Architecture
Understanding the architecture of External Virtual Tables helps you make informed decisions about when and how to use them. Cognica implements External Virtual Tables through two distinct backends, each optimized for different types of data sources.
The Two-Backend Design
The decision to use two separate backends - Apache Arrow for file-based sources and DuckDB for database and data lake sources - reflects a fundamental architectural principle: use the right tool for each job.
The Arrow Backend excels at reading columnar file formats like Parquet, ORC, and Arrow IPC. Apache Arrow provides highly optimized readers for these formats, with support for predicate pushdown directly into the file format's metadata and statistics. When you query a Parquet file, Arrow can skip entire row groups that don't match your filter conditions without reading the underlying data. The Arrow backend also handles partitioned datasets natively, understanding Hive-style partition layouts and applying partition pruning automatically.

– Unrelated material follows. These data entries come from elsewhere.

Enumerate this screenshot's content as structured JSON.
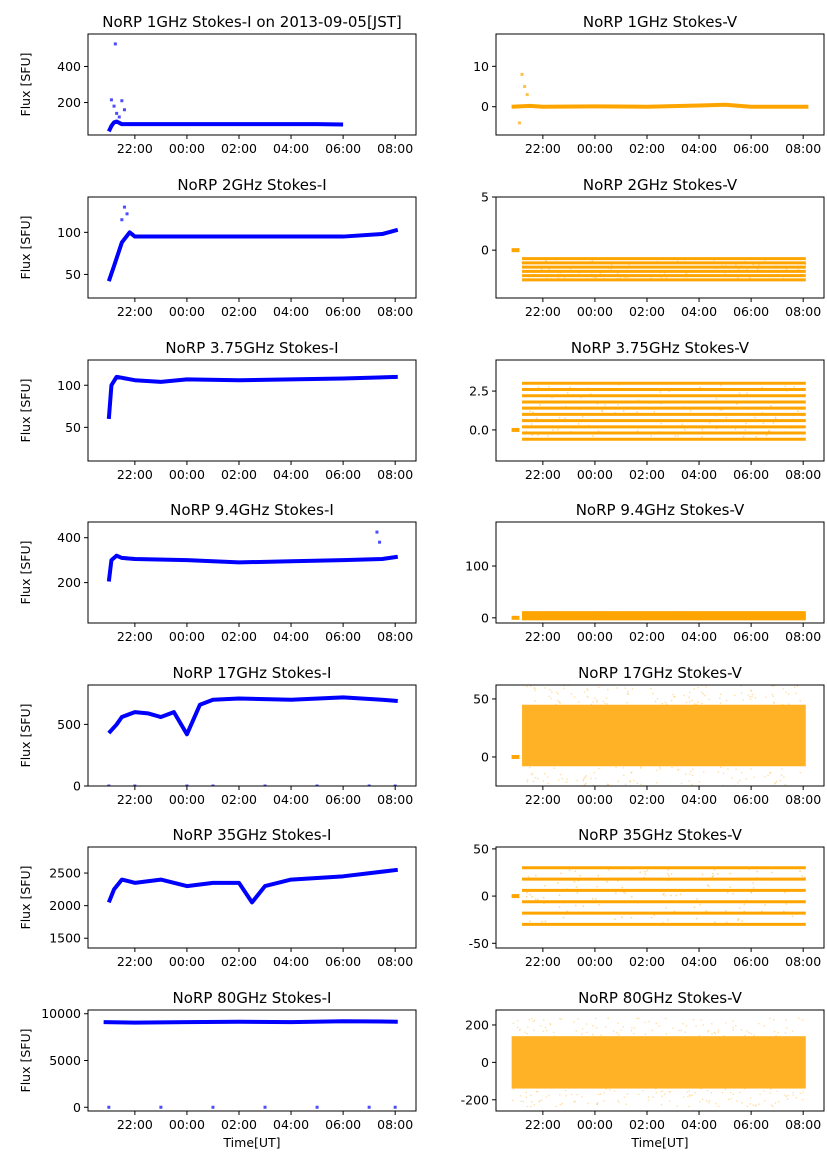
{
  "colors": {
    "stokes_i": "#0000ff",
    "stokes_v": "#ffa500"
  },
  "common": {
    "ylabel": "Flux [SFU]",
    "xlabel": "Time[UT]",
    "xticks": [
      "22:00",
      "00:00",
      "02:00",
      "04:00",
      "06:00",
      "08:00"
    ]
  },
  "chart_data": [
    {
      "id": "p1i",
      "type": "scatter",
      "title": "NoRP 1GHz Stokes-I on 2013-09-05[JST]",
      "ylabel": "Flux [SFU]",
      "color": "#0000ff",
      "ylim": [
        20,
        580
      ],
      "yticks": [
        200,
        400
      ],
      "series": [
        {
          "x": [
            21.0,
            21.1,
            21.2,
            21.3,
            21.5,
            22.0,
            23.0,
            1.0,
            3.0,
            5.0,
            6.0
          ],
          "y": [
            40,
            70,
            90,
            95,
            80,
            80,
            80,
            80,
            80,
            80,
            78
          ]
        }
      ],
      "scatter_points": [
        [
          21.1,
          215
        ],
        [
          21.2,
          180
        ],
        [
          21.25,
          525
        ],
        [
          21.3,
          140
        ],
        [
          21.4,
          120
        ],
        [
          21.5,
          210
        ],
        [
          21.6,
          160
        ]
      ]
    },
    {
      "id": "p1v",
      "type": "scatter",
      "title": "NoRP 1GHz Stokes-V",
      "color": "#ffa500",
      "ylim": [
        -7,
        18
      ],
      "yticks": [
        0,
        10
      ],
      "series": [
        {
          "x": [
            20.8,
            21.5,
            22.0,
            0.0,
            2.0,
            4.0,
            5.0,
            6.0,
            8.2
          ],
          "y": [
            0,
            0.2,
            0,
            0.1,
            0,
            0.3,
            0.5,
            0,
            0
          ]
        }
      ],
      "scatter_points": [
        [
          21.2,
          8
        ],
        [
          21.3,
          5
        ],
        [
          21.1,
          -4
        ],
        [
          21.4,
          3
        ]
      ]
    },
    {
      "id": "p2i",
      "type": "scatter",
      "title": "NoRP 2GHz Stokes-I",
      "ylabel": "Flux [SFU]",
      "color": "#0000ff",
      "ylim": [
        22,
        142
      ],
      "yticks": [
        50,
        100
      ],
      "series": [
        {
          "x": [
            21.0,
            21.2,
            21.5,
            21.8,
            22.0,
            0.0,
            2.0,
            4.0,
            6.0,
            7.5,
            8.1
          ],
          "y": [
            42,
            60,
            88,
            100,
            95,
            95,
            95,
            95,
            95,
            98,
            103
          ]
        }
      ],
      "scatter_points": [
        [
          21.6,
          130
        ],
        [
          21.7,
          122
        ],
        [
          21.5,
          115
        ]
      ]
    },
    {
      "id": "p2v",
      "type": "scatter",
      "title": "NoRP 2GHz Stokes-V",
      "color": "#ffa500",
      "ylim": [
        -4.5,
        5.0
      ],
      "yticks": [
        0,
        5
      ],
      "series": [
        {
          "x": [
            20.8,
            21.1
          ],
          "y": [
            0,
            0
          ]
        }
      ],
      "band": {
        "x0": 21.2,
        "x1": 8.1,
        "levels": [
          -0.8,
          -1.2,
          -1.6,
          -2.0,
          -2.4,
          -2.8
        ]
      }
    },
    {
      "id": "p3i",
      "type": "scatter",
      "title": "NoRP 3.75GHz Stokes-I",
      "ylabel": "Flux [SFU]",
      "color": "#0000ff",
      "ylim": [
        10,
        130
      ],
      "yticks": [
        50,
        100
      ],
      "series": [
        {
          "x": [
            21.0,
            21.1,
            21.3,
            22.0,
            23.0,
            0.0,
            2.0,
            4.0,
            6.0,
            8.1
          ],
          "y": [
            60,
            100,
            110,
            106,
            104,
            107,
            106,
            107,
            108,
            110
          ]
        }
      ]
    },
    {
      "id": "p3v",
      "type": "scatter",
      "title": "NoRP 3.75GHz Stokes-V",
      "color": "#ffa500",
      "ylim": [
        -2,
        4.5
      ],
      "yticks": [
        0.0,
        2.5
      ],
      "series": [
        {
          "x": [
            20.8,
            21.1
          ],
          "y": [
            0,
            0
          ]
        }
      ],
      "band": {
        "x0": 21.2,
        "x1": 8.1,
        "levels": [
          3.0,
          2.6,
          2.2,
          1.8,
          1.4,
          1.0,
          0.6,
          0.2,
          -0.2,
          -0.6
        ]
      }
    },
    {
      "id": "p4i",
      "type": "scatter",
      "title": "NoRP 9.4GHz Stokes-I",
      "ylabel": "Flux [SFU]",
      "color": "#0000ff",
      "ylim": [
        20,
        470
      ],
      "yticks": [
        200,
        400
      ],
      "series": [
        {
          "x": [
            21.0,
            21.1,
            21.3,
            21.5,
            22.0,
            0.0,
            2.0,
            4.0,
            6.0,
            7.5,
            8.1
          ],
          "y": [
            205,
            300,
            320,
            310,
            305,
            300,
            290,
            295,
            300,
            305,
            315
          ]
        }
      ],
      "scatter_points": [
        [
          7.3,
          425
        ],
        [
          7.4,
          380
        ]
      ]
    },
    {
      "id": "p4v",
      "type": "scatter",
      "title": "NoRP 9.4GHz Stokes-V",
      "color": "#ffa500",
      "ylim": [
        -10,
        185
      ],
      "yticks": [
        0,
        100
      ],
      "series": [
        {
          "x": [
            20.8,
            21.1
          ],
          "y": [
            0,
            0
          ]
        }
      ],
      "band": {
        "x0": 21.2,
        "x1": 8.1,
        "levels": [
          10,
          7,
          4,
          1,
          -2
        ]
      }
    },
    {
      "id": "p5i",
      "type": "scatter",
      "title": "NoRP 17GHz Stokes-I",
      "ylabel": "Flux [SFU]",
      "color": "#0000ff",
      "ylim": [
        0,
        820
      ],
      "yticks": [
        0,
        500
      ],
      "series": [
        {
          "x": [
            21.0,
            21.3,
            21.5,
            22.0,
            22.5,
            23.0,
            23.5,
            0.0,
            0.5,
            1.0,
            2.0,
            4.0,
            6.0,
            7.5,
            8.1
          ],
          "y": [
            430,
            500,
            560,
            600,
            590,
            560,
            600,
            420,
            660,
            700,
            710,
            700,
            720,
            700,
            690
          ]
        }
      ],
      "scatter_points": [
        [
          21.0,
          0
        ],
        [
          22.0,
          0
        ],
        [
          0.0,
          0
        ],
        [
          1.0,
          0
        ],
        [
          3.0,
          0
        ],
        [
          5.0,
          0
        ],
        [
          7.0,
          0
        ],
        [
          8.0,
          0
        ]
      ]
    },
    {
      "id": "p5v",
      "type": "scatter",
      "title": "NoRP 17GHz Stokes-V",
      "color": "#ffa500",
      "ylim": [
        -25,
        62
      ],
      "yticks": [
        0,
        50
      ],
      "series": [
        {
          "x": [
            20.8,
            21.1
          ],
          "y": [
            0,
            0
          ]
        }
      ],
      "cloud": {
        "x0": 21.2,
        "x1": 8.1,
        "ymin": -8,
        "ymax": 45
      }
    },
    {
      "id": "p6i",
      "type": "scatter",
      "title": "NoRP 35GHz Stokes-I",
      "ylabel": "Flux [SFU]",
      "color": "#0000ff",
      "ylim": [
        1350,
        2900
      ],
      "yticks": [
        1500,
        2000,
        2500
      ],
      "series": [
        {
          "x": [
            21.0,
            21.2,
            21.5,
            22.0,
            23.0,
            0.0,
            1.0,
            2.0,
            2.5,
            3.0,
            4.0,
            6.0,
            8.1
          ],
          "y": [
            2050,
            2250,
            2400,
            2350,
            2400,
            2300,
            2350,
            2350,
            2050,
            2300,
            2400,
            2450,
            2550
          ]
        }
      ]
    },
    {
      "id": "p6v",
      "type": "scatter",
      "title": "NoRP 35GHz Stokes-V",
      "color": "#ffa500",
      "ylim": [
        -55,
        52
      ],
      "yticks": [
        -50,
        0,
        50
      ],
      "series": [
        {
          "x": [
            20.8,
            21.1
          ],
          "y": [
            0,
            0
          ]
        }
      ],
      "band": {
        "x0": 21.2,
        "x1": 8.1,
        "levels": [
          30,
          18,
          6,
          -6,
          -18,
          -30
        ]
      }
    },
    {
      "id": "p7i",
      "type": "scatter",
      "title": "NoRP 80GHz Stokes-I",
      "ylabel": "Flux [SFU]",
      "xlabel": "Time[UT]",
      "color": "#0000ff",
      "ylim": [
        -400,
        10400
      ],
      "yticks": [
        0,
        5000,
        10000
      ],
      "series": [
        {
          "x": [
            20.8,
            22.0,
            0.0,
            2.0,
            4.0,
            6.0,
            8.1
          ],
          "y": [
            9100,
            9050,
            9100,
            9150,
            9100,
            9200,
            9150
          ]
        }
      ],
      "scatter_points": [
        [
          21.0,
          0
        ],
        [
          23.0,
          0
        ],
        [
          1.0,
          0
        ],
        [
          3.0,
          0
        ],
        [
          5.0,
          0
        ],
        [
          7.0,
          0
        ],
        [
          8.0,
          0
        ]
      ]
    },
    {
      "id": "p7v",
      "type": "scatter",
      "title": "NoRP 80GHz Stokes-V",
      "xlabel": "Time[UT]",
      "color": "#ffa500",
      "ylim": [
        -260,
        280
      ],
      "yticks": [
        -200,
        0,
        200
      ],
      "cloud": {
        "x0": 20.8,
        "x1": 8.1,
        "ymin": -140,
        "ymax": 140
      }
    }
  ]
}
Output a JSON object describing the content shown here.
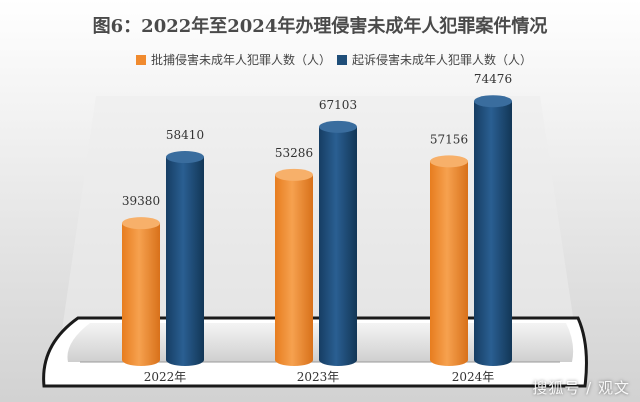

The DuckDB Backend handles database connectivity and data lake formats. DuckDB's extension ecosystem provides battle-tested connectors for PostgreSQL, MySQL, and SQLite, as well as readers for Delta Lake and Apache Iceberg. By embedding DuckDB as a query processing engine, Cognica gains access to this entire ecosystem while maintaining a consistent SQL interface. DuckDB runs as an in-memory instance within the Cognica process, eliminating inter-process communication overhead.
Query Execution Flow
When you execute a query against an External Virtual Table, the execution follows a carefully orchestrated flow designed to maximize efficiency:
First, the SQL parser analyzes your query and identifies which tables are referenced. For each table, the query planner consults the virtual table registry to determine whether it is a native collection, an Arrow-backed external table, or a DuckDB-backed external table.
For DuckDB-backed sources, the planner extracts filter conditions that can be pushed down and generates a DuckDB SQL query. This query is executed against DuckDB's in-memory instance, which in turn connects to the external source, executes the translated query, and streams results back.
For Arrow-backed sources, the planner creates an Arrow dataset scanner with the appropriate filters and projections, which reads directly from the file system or cloud storage.
Results from external sources are materialized as Cognica cursors, which can then participate in joins with other external sources or native collections. The query executor handles the orchestration, applying any remaining operations that could not be pushed down to the sources.
The Cursor Provider Chain
Cognica's query execution system uses a chain-of-responsibility pattern for cursor creation. When the executor needs to read from a table, it asks the cursor provider chain, which consists of multiple providers, each handling a specific type of table:
SystemCatalogCursorProvider
-> DuckDBCursorProvider
-> ExternalTableCursorProvider
-> TransactionCursorProvider
The SystemCatalogCursorProvider handles queries against system catalogs like _sys.virtual_tables and _sys.sequences. These are internal metadata tables that describe the database structure itself.
The DuckDBCursorProvider intercepts requests for tables that are registered as DuckDB-backed virtual tables. It checks the virtual table registry, and if the requested table is a PostgreSQL, MySQL, Delta Lake, or Iceberg source, it generates the appropriate DuckDB query and returns a cursor over the results.
The ExternalTableCursorProvider handles Arrow-backed file sources. It creates Arrow dataset scanners for Parquet, CSV, ORC, and other file formats.
The TransactionCursorProvider is the final link in the chain, handling native Cognica collections. If no upstream provider claims a table, it must be a native collection, and this provider creates a cursor using the transaction's snapshot of the collection.
This chain architecture provides clean separation of concerns and makes it easy to add new types of external sources in the future.